If this String object represents an empty character sequence, or the first and last characters of character sequence represented by this String object both have codes greater than '\u0020' (the space character), then a reference to this String object is returned.
You could role your own version easily enough. perhaps the method codePointAt could be used for this purpose.
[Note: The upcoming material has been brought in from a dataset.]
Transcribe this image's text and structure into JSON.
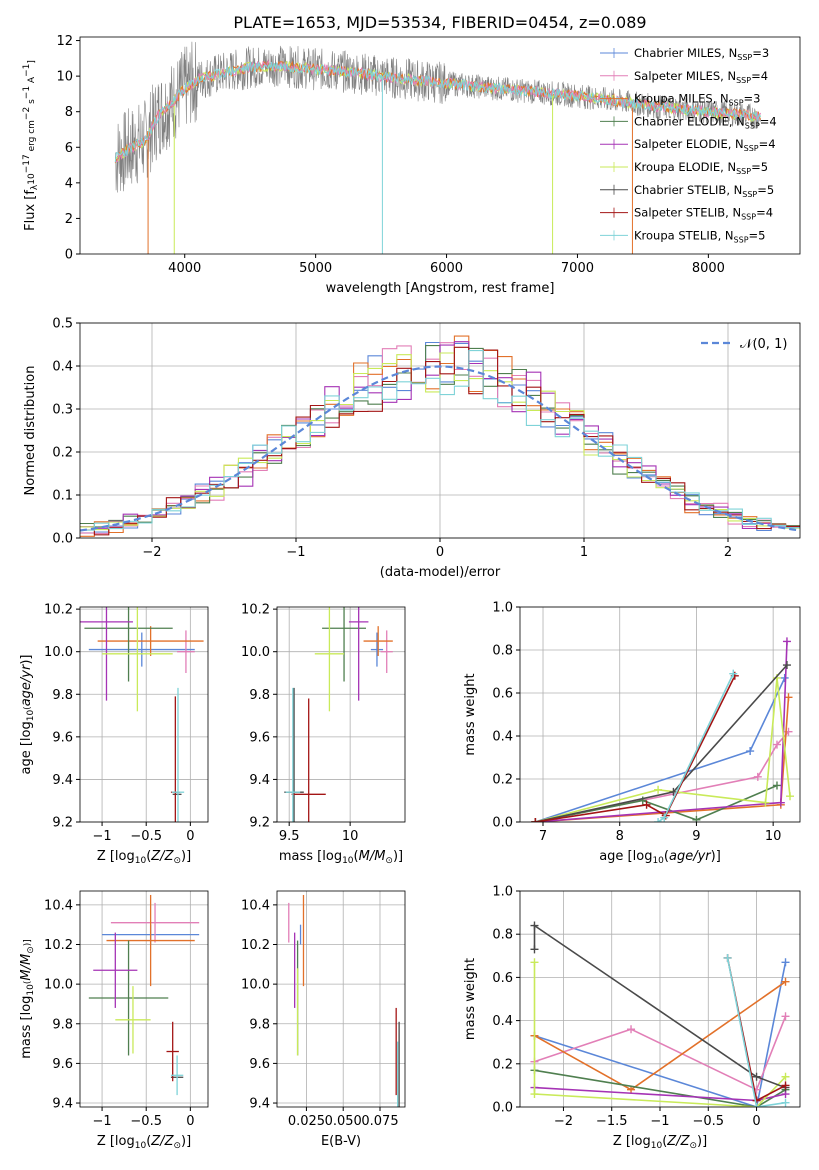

http://java.sun.com/j2se/1.5.0/docs/api/java/lang/String.html
Paul Whelan
2009-01-26 13:47:41
+2
A:
You'll have to write your own trim() method based on Character.isWhitespace() - unfortunately, trim() does not do what its API doc claims: it strips only ASCII spaces, not any other kind of whitespace.
Michael Borgwardt
2009-01-26 13:47:48
+3
A:
Try the Apache Commons' StringUtils class. The StringUtils.strip() method should work for you.
Mike Sickler
2009-01-26 13:48:32
+4
A:
Have a look at Unicode Normalization and the Normalizer class. The class is new in Java 6, but you'll find an equivalent version in the ICU4J library if you're on an earlier JRE.
int character = 12288;
char[] ch = Character.toChars(character);
String input = new String(ch);
String normalized = Normalizer.normalize(input, Normalizer.Form.NFKC);
System.out.println("Hex value:\t" + Integer.toHexString(character));
System.out.println("Trimmed length :\t"
+ input.trim().length());
System.out.println("Normalized trimmed length:\t"
+ normalized.trim().length());
McDowell
2009-01-26 14:13:05
+3
A:
As an alternative to the StringUtils class mentioned by Mike, you can also use a Unicode-aware regular expression, using only Java's own libraries:
" ユーザー名".replaceAll("\\p{Z}", "")
Or, to really only trim, and not remove whitespace inside the string:
" ユーザ ー名 ".replaceAll("(^\\p{Z}+|\\p{Z}+$)", "")
Fabian Steeg
2009-01-26 14:25:50
this will also replace the white character in the middle of the string
pablito
2009-01-26 14:32:54
Had just fixed it.
Fabian Steeg
2009-01-26 14:33:53
second choice is good, thanks
pablito
2009-01-26 14:34:00
Be warned that regular expressions are *much* slower than the standard trim() method. If performance is a problem (or becomes one), it would probably be worth your time to write your own trim() without the regex. At the very least, use a compiled Pattern to do the replaceAll().
Michael Myers
2009-01-26 15:40:18
hmm, not generalizable to other languages. I much prefer the ICU4J method.
Phil
2009-01-26 15:53:49
Phil, I'm not sure I understand your comment, why is it not generalizable to other languages? It should work for all Unicode whitespace.
Fabian Steeg
2009-01-26 16:42:34